SOUTH SALT LAKE — The Utah Children’s Theatre advertises their summer Shakespeare productions as being intended for “children and adults with short attention spans.” Running less than 90 minutes (including intermission) and packed with humor, their production of As You Like It fits the bill.
One of Shakespeare’s most beloved comedies, As You Like It is the story of the romance between Orlando and Rosalind, children of dukes. Both have been exiled unjustly from the court to the forest of Arden. For safety in the forest Rosalind disguises herself as a young man named Ganymede. But she soon discovers that the disguise makes it hard to woo Orlando.
Director Jessica Pearce succeeded in created a show that moves quickly without feeling rushed. Scenes clip along nicely, and there was never any dead time or awkwardness on stage. Pearce also gave every actor fun little bits of stage business that added humor and charm to every scene. More substantively, Pearce created an excellent transition from the court to the forest of Arden, and the contrast between the two settings was so obvious that younger audience members can easily grasp the shift in location (even though the set did not change).
Lexi Thomsen creates an endearing Rosalind, whether she was pleading with Duke Frederick (played by Zach Vayo) to not exile her, or plotting how she would get Orlando to marry her. I also enjoyed how Thomsen created a nuanced performance while dressed as Ganymede. Instead of just playing a man, she played Rosalind trying to play a man—a subtle difference that added complexity to her scenes. By her side for most scenes was Allison Froh as Celia, Rosalind’s friend and confidante. The devotion and unfailing friendship that Celia had for Rosalind was apparent as Froh showed concern and compassion in scenes, such as their final court scene and when Rosalind flirts with Orlando while dressed as Ganymede.
As Orlando, Luke Vayo was strongest in the court scenes, where the character seemed to be at home in the refined, orderly life of civilized society. In the forest of Arden, though, the character basically bides his time, pining away as a lovesick fool and waiting for Rosalind to reveal herself. This gave the actor less material to work with, and the performance suffered as a result. The script also makes it difficult for Orlando and Rosalind to build a relationship because the two are hardly on stage together without Rosalind being disguised as a man. As a result, Thomsen and Luke Vayo showed little romantic chemistry with one another.
The supporting cast of As You Like It is surprisingly young, given the quality of this Shakespeare production. As Oliver (Orlando’s brother), Spencer Hohl had a believable change of heart and an excellent song in the second half of the play. The fight that Tennessee Tarrant (as Charles the wrestler) had with Orlando was exciting and realistic. And Tyler Miller‘s simple-minded Silvius had a great running gag that had me chuckling in each of his scenes. The other ensemble members excelled at creating the rustic feel of the forest of Arden.

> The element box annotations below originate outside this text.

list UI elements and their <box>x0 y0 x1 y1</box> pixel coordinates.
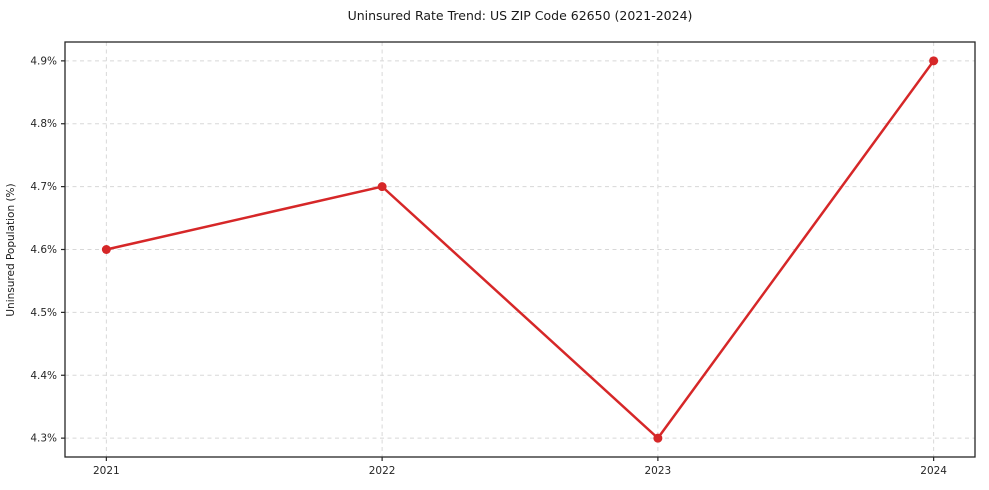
x-tick-label: 2021 <box>93 465 120 477</box>
y-tick-label: 4.6% <box>30 244 57 256</box>
y-tick-label: 4.7% <box>30 181 57 193</box>
x-tick-label: 2024 <box>920 465 947 477</box>
y-tick-label: 4.8% <box>30 118 57 130</box>
trend-line <box>105 59 935 440</box>
chart-title: Uninsured Rate Trend: US ZIP Code 62650 … <box>348 8 693 23</box>
data-point <box>653 433 663 443</box>
data-point <box>101 245 111 254</box>
x-tick-label: 2022 <box>369 465 396 477</box>
chart-plot-area: 4.3% 4.4% 4.5% 4.6% 4.7% 4.8% 4.9% 2021 2022 2023… <box>30 41 976 477</box>
y-tick-label: 4.4% <box>30 370 57 382</box>
y-tick-label: 4.5% <box>30 307 57 319</box>
x-tick-label: 2023 <box>645 465 672 477</box>
data-point <box>929 56 939 66</box>
y-axis-label: Uninsured Population (%) <box>5 183 17 316</box>
y-tick-label: 4.9% <box>30 55 57 67</box>
data-point <box>377 182 387 192</box>
y-tick-label: 4.3% <box>30 433 57 445</box>
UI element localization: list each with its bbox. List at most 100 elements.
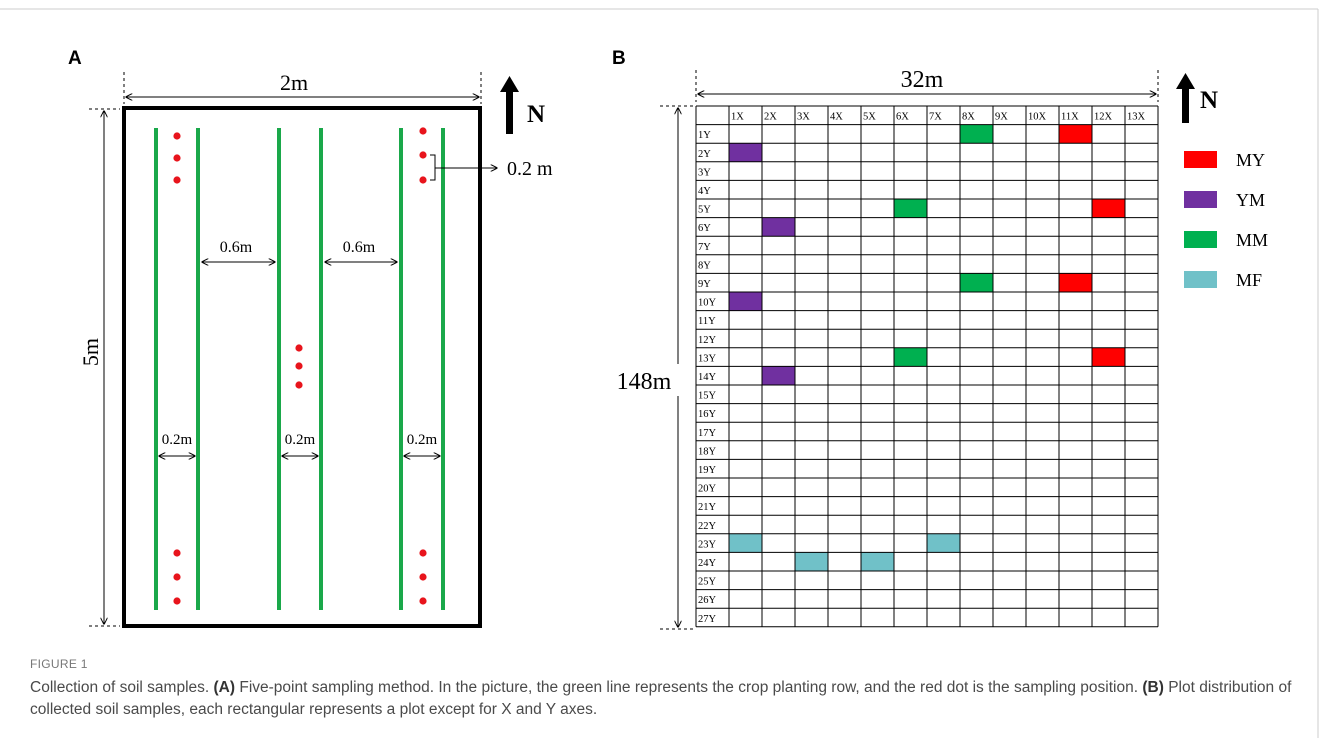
legend-swatch-mf: [1184, 271, 1217, 288]
legend-label-my: MY: [1236, 150, 1265, 170]
column-label: 11X: [1061, 112, 1079, 123]
legend-swatch-mm: [1184, 231, 1217, 248]
caption-part-a-text: Five-point sampling method. In the pictu…: [239, 679, 1139, 696]
plot-cell-ym: [729, 143, 762, 162]
field-border: [122, 106, 482, 628]
row-label: 5Y: [698, 205, 711, 216]
row-label: 12Y: [698, 335, 717, 346]
caption-label: FIGURE 1: [30, 657, 88, 671]
row-label: 23Y: [698, 539, 717, 550]
row-label: 21Y: [698, 502, 717, 513]
height-dimension-label: 5m: [78, 338, 103, 366]
height-dimension-label: 148m: [617, 369, 672, 395]
row-label: 11Y: [698, 316, 716, 327]
sampling-dot: [173, 132, 181, 140]
plot-cell-mf: [729, 533, 762, 553]
row-label: 1Y: [698, 130, 711, 141]
row-label: 19Y: [698, 465, 717, 476]
sampling-dot: [295, 344, 303, 352]
plot-cell-mf: [861, 552, 894, 571]
column-label: 4X: [830, 112, 843, 123]
width-dimension-label: 2m: [280, 70, 308, 95]
sampling-dot: [419, 549, 427, 557]
plot-cell-mf: [927, 533, 960, 553]
row-label: 6Y: [698, 223, 711, 234]
row-label: 8Y: [698, 260, 711, 271]
row-label: 4Y: [698, 186, 711, 197]
legend-swatch-my: [1184, 151, 1217, 168]
plot-fills: [729, 124, 1125, 571]
legend: MY YM MM MF: [1184, 150, 1268, 290]
column-label: 13X: [1127, 112, 1146, 123]
plot-cell-ym: [762, 366, 795, 385]
row-width-label: 0.2m: [407, 432, 438, 448]
sampling-dot: [419, 573, 427, 581]
panel-a-label: A: [68, 48, 82, 69]
north-label: N: [527, 101, 545, 128]
caption-part-a-label: (A): [213, 679, 236, 696]
plot-cell-mm: [894, 199, 927, 218]
row-label: 13Y: [698, 353, 717, 364]
column-label: 2X: [764, 112, 777, 123]
plot-cell-my: [1092, 199, 1125, 218]
caption-text: Collection of soil samples. (A) Five-poi…: [30, 677, 1310, 721]
height-label-mask: [612, 364, 680, 396]
column-label: 10X: [1028, 112, 1047, 123]
plot-cell-my: [1092, 347, 1125, 367]
row-label: 20Y: [698, 484, 717, 495]
plot-cell-mf: [795, 552, 828, 571]
sampling-dot: [173, 573, 181, 581]
row-label: 2Y: [698, 149, 711, 160]
caption-title: Collection of soil samples.: [30, 679, 210, 696]
column-label: 3X: [797, 112, 810, 123]
row-label: 22Y: [698, 521, 717, 532]
row-label: 10Y: [698, 298, 717, 309]
row-label: 18Y: [698, 446, 717, 457]
plot-cell-my: [1059, 273, 1092, 292]
panel-b: B 32m 148m 1X 2X 3X 4X 5X 6X 7X 8X 9X 10X 11X 12X 13…: [612, 48, 1268, 630]
row-label: 3Y: [698, 167, 711, 178]
row-label: 24Y: [698, 558, 717, 569]
panel-a: A 2m 5m: [68, 48, 553, 628]
row-label: 26Y: [698, 595, 717, 606]
sampling-dot: [173, 549, 181, 557]
column-label: 7X: [929, 112, 942, 123]
plot-cell-ym: [762, 217, 795, 237]
sampling-points: [173, 127, 427, 605]
row-label: 15Y: [698, 391, 717, 402]
sampling-dot: [419, 597, 427, 605]
plot-cell-mm: [894, 347, 927, 367]
gap-label: 0.2 m: [507, 158, 553, 180]
sampling-dot: [173, 154, 181, 162]
column-label: 12X: [1094, 112, 1113, 123]
row-label: 25Y: [698, 577, 717, 588]
column-label: 1X: [731, 112, 744, 123]
sampling-dot: [173, 597, 181, 605]
plot-cell-my: [1059, 124, 1092, 144]
row-label: 14Y: [698, 372, 717, 383]
plot-cell-ym: [729, 292, 762, 311]
sampling-dot: [295, 381, 303, 389]
row-spacing-label: 0.6m: [220, 239, 253, 256]
north-arrow-icon: [1176, 73, 1195, 123]
figure-caption: FIGURE 1 Collection of soil samples. (A)…: [30, 657, 1310, 721]
width-dimension-label: 32m: [901, 67, 944, 93]
sampling-dot: [173, 176, 181, 184]
row-label: 9Y: [698, 279, 711, 290]
north-label: N: [1200, 87, 1218, 114]
row-spacing-label: 0.6m: [343, 239, 376, 256]
row-width-label: 0.2m: [162, 432, 193, 448]
row-label: 7Y: [698, 242, 711, 253]
legend-swatch-ym: [1184, 191, 1217, 208]
row-width-label: 0.2m: [285, 432, 316, 448]
column-label: 6X: [896, 112, 909, 123]
row-label: 16Y: [698, 409, 717, 420]
row-label: 17Y: [698, 428, 717, 439]
plot-cell-mm: [960, 273, 993, 292]
sampling-dot: [419, 151, 427, 159]
sampling-dot: [419, 127, 427, 135]
north-arrow-icon: [500, 76, 519, 134]
gap-bracket: [430, 154, 436, 181]
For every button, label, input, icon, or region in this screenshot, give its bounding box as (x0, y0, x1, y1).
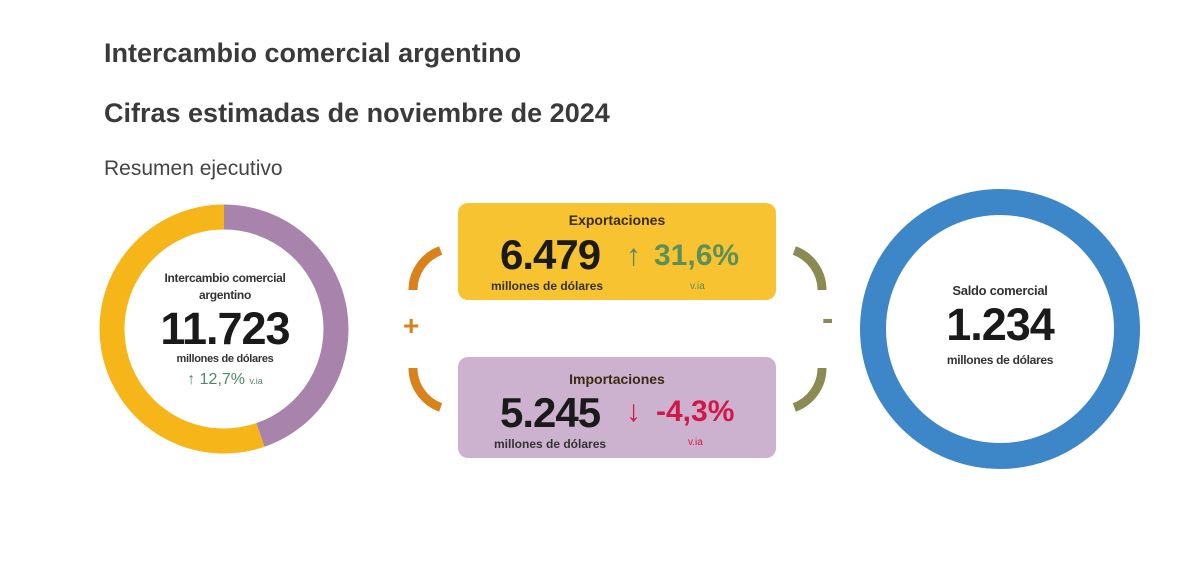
donut-slice-exportaciones (99, 204, 265, 454)
donut-slice-saldo-comercial (860, 189, 1140, 469)
imports-unit: millones de dólares (494, 437, 607, 451)
exports-label: Exportaciones (568, 212, 666, 228)
total-unit: millones de dólares (176, 353, 274, 365)
plus-operator: + (403, 310, 420, 341)
imports-change-suffix: v.ia (688, 437, 703, 448)
balance-donut-center: Saldo comercial 1.234 millones de dólare… (920, 283, 1080, 367)
donut-slice-importaciones (223, 204, 349, 447)
bracket-top-left (408, 246, 443, 291)
balance-unit: millones de dólares (946, 353, 1054, 367)
arrow-up-icon: ↑ (626, 239, 641, 272)
exports-value: 6.479 (500, 231, 601, 278)
total-donut-center: Intercambio comercial argentino 11.723 m… (150, 270, 300, 389)
arrow-up-icon: ↑ (187, 371, 196, 388)
arrow-down-icon: ↓ (626, 395, 641, 428)
exports-change: 31,6% (654, 239, 740, 272)
page-subtitle: Cifras estimadas de noviembre de 2024 (104, 98, 610, 128)
bracket-bottom-right (792, 367, 827, 412)
exports-unit: millones de dólares (491, 279, 604, 293)
total-label: Intercambio comercial argentino (164, 271, 286, 302)
section-label: Resumen ejecutivo (104, 157, 283, 180)
exports-box: Exportaciones 6.479 millones de dólares … (458, 203, 776, 300)
exports-change-suffix: v.ia (690, 281, 705, 292)
total-value: 11.723 (160, 303, 290, 354)
bracket-bottom-left (408, 367, 443, 412)
balance-label: Saldo comercial (952, 283, 1048, 298)
bracket-top-right (792, 246, 827, 291)
minus-operator: - (822, 300, 834, 338)
total-change-suffix: v.ia (249, 376, 263, 386)
imports-value: 5.245 (500, 389, 601, 436)
imports-label: Importaciones (569, 371, 665, 387)
imports-box: Importaciones 5.245 millones de dólares … (458, 357, 776, 458)
page-title: Intercambio comercial argentino (104, 38, 522, 68)
imports-change: -4,3% (656, 395, 735, 428)
total-change: 12,7% (199, 371, 246, 388)
balance-value: 1.234 (946, 299, 1055, 350)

Visually, the highlight of the evening was Thomas Hohl’s lighting design, which communicated scene changes effectively (important when the set never changes) and established an appropriate mood for every scene. The yellow lighting for the fight scene and the brightness of the final wedding scene were particularly noteworthy.
Despite the best efforts of cast and crew, there were some shortcomings in the play. Jacob Harmon played the role of Touchstone too seriously, which is fatal to a portrayal of a Shakespearean clown; the earnestness of his performance robbed the Touchstone-Audrey romance of its humor. Additionally, some of the costume pieces seemed to be lower quality, and the design (by Karissa Nelson, Cathy Maurer, and Christina Wilson) was unified for some scenes (like the famous “All the world’s a stage” scene) than others (like the court scenes). Finally, the script cutting reduces the secondary characters (especially Jaques) to mere talking set pieces.
But do these flaws matter? No. The purpose of this production is to create a digestible, fun, accessible Shakespeare play that shows newcomers that Shakespeare isn’t boring. Judged by this standard, As You Like It is a success. Pearce and her cast have created a production that strips the intimidation and fear from Shakespeare’s work and shows the audience how joyful a Shakespeare play can be. So, bring your kids, your coworkers, or your friends to this show. It may just be as you like it.